GPS捜査高裁判決
お巡りさんがGPS発信器を勝手につけて捜査に使った事件で、大阪高裁が「重大な違法とは言えない」としたようである。
横田信之裁判長は、今回の大阪府警のGPS捜査について「重大な違法とは言えない」として、1審とは逆の判断を示した。
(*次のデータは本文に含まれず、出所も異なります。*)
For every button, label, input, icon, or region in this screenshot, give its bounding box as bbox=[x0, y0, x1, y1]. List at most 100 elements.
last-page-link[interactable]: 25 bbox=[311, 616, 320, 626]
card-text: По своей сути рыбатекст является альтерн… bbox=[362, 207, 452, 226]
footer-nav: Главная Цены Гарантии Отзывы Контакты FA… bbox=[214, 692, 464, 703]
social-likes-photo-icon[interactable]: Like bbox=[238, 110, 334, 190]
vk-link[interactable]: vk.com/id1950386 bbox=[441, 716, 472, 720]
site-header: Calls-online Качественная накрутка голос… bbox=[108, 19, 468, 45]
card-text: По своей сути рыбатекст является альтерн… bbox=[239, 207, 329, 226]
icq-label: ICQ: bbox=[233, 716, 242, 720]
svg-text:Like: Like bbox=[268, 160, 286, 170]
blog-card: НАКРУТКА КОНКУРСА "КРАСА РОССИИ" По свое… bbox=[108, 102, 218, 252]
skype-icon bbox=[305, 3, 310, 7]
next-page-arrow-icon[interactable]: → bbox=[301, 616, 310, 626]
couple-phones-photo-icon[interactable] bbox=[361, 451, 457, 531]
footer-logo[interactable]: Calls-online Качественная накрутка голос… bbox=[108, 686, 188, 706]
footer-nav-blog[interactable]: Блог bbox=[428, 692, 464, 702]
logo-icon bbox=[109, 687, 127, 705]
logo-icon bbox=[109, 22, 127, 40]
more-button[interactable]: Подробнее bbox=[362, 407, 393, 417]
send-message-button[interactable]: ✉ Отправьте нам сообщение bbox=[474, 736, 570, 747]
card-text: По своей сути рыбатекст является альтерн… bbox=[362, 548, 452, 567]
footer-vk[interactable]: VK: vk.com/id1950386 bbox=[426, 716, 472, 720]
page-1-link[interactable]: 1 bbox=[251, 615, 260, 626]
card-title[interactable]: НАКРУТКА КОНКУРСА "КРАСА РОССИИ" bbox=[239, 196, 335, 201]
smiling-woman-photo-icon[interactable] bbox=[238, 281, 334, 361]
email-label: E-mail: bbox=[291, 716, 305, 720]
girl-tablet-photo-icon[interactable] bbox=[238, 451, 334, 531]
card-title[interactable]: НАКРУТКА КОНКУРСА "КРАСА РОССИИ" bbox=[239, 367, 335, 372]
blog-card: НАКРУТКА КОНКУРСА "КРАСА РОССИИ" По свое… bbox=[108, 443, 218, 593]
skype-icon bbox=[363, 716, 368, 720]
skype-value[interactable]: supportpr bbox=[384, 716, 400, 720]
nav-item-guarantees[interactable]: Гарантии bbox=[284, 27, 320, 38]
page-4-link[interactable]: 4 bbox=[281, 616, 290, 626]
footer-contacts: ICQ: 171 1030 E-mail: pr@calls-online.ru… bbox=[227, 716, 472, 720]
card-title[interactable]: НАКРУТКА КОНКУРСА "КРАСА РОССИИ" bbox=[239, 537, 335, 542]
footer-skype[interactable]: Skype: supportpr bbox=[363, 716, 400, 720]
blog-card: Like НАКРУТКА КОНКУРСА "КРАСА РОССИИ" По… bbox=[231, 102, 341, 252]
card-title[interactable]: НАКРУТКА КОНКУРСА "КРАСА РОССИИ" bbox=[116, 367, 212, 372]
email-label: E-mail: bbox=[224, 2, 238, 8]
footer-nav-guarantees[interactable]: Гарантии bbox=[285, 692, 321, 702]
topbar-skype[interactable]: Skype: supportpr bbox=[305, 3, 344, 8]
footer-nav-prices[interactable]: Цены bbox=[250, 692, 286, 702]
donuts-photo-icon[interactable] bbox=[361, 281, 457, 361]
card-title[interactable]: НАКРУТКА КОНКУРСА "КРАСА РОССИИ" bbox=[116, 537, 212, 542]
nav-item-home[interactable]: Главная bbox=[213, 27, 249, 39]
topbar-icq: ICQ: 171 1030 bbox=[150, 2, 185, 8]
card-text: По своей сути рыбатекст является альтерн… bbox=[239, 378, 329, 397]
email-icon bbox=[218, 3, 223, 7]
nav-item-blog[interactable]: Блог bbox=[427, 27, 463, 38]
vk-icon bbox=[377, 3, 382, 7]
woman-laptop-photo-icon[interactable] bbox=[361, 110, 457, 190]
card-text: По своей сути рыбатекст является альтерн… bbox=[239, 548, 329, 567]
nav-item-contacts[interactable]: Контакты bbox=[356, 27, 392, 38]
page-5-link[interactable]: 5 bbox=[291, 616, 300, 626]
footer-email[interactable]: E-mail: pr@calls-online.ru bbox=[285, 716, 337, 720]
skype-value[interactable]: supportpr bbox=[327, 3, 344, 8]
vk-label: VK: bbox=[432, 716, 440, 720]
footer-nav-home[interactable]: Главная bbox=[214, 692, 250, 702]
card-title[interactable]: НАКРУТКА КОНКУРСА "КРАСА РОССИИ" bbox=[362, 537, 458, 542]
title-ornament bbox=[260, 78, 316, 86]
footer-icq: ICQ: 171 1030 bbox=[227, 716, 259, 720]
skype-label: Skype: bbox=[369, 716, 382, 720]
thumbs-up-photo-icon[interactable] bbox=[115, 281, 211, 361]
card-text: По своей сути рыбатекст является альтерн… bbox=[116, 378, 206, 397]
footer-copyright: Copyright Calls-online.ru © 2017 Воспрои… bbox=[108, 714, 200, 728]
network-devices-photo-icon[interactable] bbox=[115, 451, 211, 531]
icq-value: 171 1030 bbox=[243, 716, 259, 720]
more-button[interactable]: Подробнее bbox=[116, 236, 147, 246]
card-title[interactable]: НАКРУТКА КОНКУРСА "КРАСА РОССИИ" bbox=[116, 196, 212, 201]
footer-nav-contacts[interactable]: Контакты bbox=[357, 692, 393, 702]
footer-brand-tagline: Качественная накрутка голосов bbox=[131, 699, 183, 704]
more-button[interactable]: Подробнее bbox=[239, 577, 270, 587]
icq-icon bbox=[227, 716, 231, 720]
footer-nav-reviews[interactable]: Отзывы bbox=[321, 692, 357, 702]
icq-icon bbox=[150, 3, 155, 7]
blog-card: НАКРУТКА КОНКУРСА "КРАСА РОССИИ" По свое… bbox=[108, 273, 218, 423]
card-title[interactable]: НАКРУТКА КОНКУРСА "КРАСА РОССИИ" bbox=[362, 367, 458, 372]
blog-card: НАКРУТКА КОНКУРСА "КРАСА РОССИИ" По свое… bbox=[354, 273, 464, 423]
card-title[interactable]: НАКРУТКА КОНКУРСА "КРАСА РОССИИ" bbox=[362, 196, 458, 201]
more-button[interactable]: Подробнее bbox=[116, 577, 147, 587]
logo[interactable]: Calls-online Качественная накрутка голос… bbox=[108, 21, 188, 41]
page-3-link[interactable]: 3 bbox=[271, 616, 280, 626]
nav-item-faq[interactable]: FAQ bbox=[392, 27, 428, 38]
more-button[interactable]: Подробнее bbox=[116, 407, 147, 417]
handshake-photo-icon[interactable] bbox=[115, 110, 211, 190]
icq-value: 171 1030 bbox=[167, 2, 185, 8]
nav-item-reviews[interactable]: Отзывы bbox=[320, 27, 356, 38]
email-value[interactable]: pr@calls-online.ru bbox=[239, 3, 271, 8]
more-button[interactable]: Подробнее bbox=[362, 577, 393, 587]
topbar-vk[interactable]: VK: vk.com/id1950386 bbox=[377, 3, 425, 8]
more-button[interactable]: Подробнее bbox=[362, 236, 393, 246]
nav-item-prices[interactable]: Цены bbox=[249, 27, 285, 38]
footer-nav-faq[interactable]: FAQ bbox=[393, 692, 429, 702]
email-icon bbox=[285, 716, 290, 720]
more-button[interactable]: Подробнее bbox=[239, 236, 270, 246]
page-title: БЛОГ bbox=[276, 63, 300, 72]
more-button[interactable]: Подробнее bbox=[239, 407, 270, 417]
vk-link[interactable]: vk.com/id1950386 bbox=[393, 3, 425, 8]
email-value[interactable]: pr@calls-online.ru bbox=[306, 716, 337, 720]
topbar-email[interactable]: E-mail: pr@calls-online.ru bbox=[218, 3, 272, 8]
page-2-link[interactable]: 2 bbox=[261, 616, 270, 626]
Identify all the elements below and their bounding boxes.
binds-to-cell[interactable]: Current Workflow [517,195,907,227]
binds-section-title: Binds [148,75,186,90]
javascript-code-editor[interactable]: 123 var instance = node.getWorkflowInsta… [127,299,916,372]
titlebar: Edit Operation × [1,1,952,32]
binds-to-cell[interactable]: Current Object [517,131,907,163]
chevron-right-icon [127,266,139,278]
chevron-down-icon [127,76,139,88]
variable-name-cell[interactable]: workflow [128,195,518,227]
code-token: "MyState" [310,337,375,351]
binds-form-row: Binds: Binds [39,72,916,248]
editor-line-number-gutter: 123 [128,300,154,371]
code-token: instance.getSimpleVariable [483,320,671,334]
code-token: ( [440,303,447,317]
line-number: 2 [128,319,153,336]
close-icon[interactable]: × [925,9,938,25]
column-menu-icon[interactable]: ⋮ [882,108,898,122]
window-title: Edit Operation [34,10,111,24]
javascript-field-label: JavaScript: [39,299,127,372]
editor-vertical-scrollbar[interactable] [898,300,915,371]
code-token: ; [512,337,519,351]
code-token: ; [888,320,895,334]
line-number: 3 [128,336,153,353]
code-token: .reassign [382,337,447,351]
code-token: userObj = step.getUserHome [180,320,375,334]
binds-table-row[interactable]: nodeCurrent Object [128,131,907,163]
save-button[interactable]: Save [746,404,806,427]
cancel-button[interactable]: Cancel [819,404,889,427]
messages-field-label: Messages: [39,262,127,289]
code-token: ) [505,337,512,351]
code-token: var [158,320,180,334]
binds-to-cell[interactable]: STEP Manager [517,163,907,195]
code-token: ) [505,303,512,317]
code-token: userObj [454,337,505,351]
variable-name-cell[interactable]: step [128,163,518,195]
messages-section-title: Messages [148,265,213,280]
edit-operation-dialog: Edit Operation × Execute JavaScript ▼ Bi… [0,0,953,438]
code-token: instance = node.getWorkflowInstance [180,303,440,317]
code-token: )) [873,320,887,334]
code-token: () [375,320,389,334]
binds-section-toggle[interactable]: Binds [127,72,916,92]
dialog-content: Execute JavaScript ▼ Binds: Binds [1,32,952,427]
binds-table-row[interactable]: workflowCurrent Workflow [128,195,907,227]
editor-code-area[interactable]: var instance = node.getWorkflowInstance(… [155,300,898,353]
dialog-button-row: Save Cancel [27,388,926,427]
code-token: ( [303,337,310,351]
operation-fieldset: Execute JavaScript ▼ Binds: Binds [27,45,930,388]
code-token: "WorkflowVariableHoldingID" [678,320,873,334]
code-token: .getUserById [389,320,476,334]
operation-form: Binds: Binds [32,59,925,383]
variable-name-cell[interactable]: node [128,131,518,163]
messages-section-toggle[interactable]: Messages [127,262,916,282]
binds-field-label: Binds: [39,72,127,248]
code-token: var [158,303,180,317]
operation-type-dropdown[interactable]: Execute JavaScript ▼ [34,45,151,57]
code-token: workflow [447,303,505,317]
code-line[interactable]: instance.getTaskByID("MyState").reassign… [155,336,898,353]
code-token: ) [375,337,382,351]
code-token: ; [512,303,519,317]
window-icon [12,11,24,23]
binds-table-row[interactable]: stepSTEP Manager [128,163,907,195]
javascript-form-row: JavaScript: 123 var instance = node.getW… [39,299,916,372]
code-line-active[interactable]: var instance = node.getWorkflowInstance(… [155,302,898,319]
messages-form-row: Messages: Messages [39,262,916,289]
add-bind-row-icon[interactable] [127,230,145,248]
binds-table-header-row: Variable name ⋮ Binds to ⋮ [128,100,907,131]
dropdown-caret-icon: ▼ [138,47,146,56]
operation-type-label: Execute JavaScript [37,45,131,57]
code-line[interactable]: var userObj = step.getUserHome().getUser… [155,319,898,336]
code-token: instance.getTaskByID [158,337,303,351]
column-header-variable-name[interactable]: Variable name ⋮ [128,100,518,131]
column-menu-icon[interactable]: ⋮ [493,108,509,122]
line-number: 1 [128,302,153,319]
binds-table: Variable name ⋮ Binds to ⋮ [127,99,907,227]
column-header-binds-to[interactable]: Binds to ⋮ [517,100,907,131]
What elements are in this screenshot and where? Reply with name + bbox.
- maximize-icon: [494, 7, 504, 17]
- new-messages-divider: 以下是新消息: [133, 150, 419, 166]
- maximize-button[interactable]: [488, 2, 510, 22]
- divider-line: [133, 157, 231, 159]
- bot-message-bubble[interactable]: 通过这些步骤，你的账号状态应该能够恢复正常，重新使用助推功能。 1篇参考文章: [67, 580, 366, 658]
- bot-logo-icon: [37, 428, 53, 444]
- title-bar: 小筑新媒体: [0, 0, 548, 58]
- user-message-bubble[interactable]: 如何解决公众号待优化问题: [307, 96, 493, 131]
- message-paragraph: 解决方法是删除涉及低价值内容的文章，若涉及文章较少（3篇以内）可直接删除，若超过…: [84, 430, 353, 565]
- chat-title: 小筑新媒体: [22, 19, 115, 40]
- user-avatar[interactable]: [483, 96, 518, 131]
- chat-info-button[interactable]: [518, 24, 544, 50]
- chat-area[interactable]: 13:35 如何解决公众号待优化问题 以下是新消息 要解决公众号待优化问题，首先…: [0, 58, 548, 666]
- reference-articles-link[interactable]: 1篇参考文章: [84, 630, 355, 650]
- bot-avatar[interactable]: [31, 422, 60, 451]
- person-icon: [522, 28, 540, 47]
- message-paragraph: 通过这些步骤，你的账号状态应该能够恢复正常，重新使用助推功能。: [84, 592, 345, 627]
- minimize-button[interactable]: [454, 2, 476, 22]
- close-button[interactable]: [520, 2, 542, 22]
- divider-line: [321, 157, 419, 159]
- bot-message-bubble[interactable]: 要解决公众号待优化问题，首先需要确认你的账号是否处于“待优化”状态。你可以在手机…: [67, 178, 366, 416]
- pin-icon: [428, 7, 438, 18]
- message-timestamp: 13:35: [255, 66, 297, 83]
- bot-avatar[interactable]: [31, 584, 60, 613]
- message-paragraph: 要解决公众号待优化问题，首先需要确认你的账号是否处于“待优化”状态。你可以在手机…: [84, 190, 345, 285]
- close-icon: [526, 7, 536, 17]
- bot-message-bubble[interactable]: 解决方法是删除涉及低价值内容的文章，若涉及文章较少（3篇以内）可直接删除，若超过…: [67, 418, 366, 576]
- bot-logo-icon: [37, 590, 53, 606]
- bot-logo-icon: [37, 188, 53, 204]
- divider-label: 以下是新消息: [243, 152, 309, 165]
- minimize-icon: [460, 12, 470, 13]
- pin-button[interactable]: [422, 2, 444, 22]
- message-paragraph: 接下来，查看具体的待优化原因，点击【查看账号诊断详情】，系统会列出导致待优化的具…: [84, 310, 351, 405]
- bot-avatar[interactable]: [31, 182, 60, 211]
ただ、懲役5年6月とした1審判決は支持し、被告側の控訴を棄却した。
なぜ、毎日新聞を選んだか?
それは、判決が「重大な違法とは言えない」と違法であると言っているのに、
「令状なし」適法
と不勉強な見出しを書いたから晒しているのである。
この事件は、警察側は裁判所の令状をとらずに、関係者の乗用車、バイク計19台にGPS端末を取り付けて、バッテリー交換のため私有地に立ち入り、端末の取り付け、取り外し作業もしていたという事件と報道されており、そのとおりなら、お巡りさんやりたい放題である。
裁判所は、これに対して「捜査の経過などからやむを得ないところがあったといえる」とし、「警察官らに令状主義に反する意図があったとまでは認めがたい」としているようなのである。
ビラのポスティング目的で裁判所宿舎に入ったら建造物侵入罪な裁判所が、GPS取り付け目的で私有地に無断立入りしてやむを得ないというのはダブルスタンダード著しい。
ところで、違法収集証拠排除については、お巡りさんが職務質問中に人のポケットに手を突っ込んだ事案がリーディングケースである。
最高裁昭和53年9月7日は
証拠物の押収等の手続に憲法三五条及びこれを受けた刑訴法二一八条一項等の所期する令状主義の精神を没却するような重大な違法が あり、これを証拠として許 容することが将来における違法な捜査の抑制の見地からして相当でないと認められる場合においては、その証拠能力は否定されるべきである。
としたのであるが、この令状主義の精神とは、令状主義が設けられた趣旨であり、誰かの意図を意味しない。
将来の捜査抑制の見地とは、捜査側全体の問題であり、個々のお巡りさんの意図の問題ではない。
報道が正しければ、高裁は、令状主義の精神を没却する「意図」かという勝手な要件を付け加えたことになる。
わざわざ令状主義の精神を没却しようとして捜査することは、京都府警の一部のお方でも無い限りあり得ないことである。
不遜にも令状主義を省みなかったものを意図が無かったとする感覚は理解不能である。
報道のとおりだとすると、違法捜査に優しい刑事裁判所との批判は免れない。
だから、中世って言われるのである。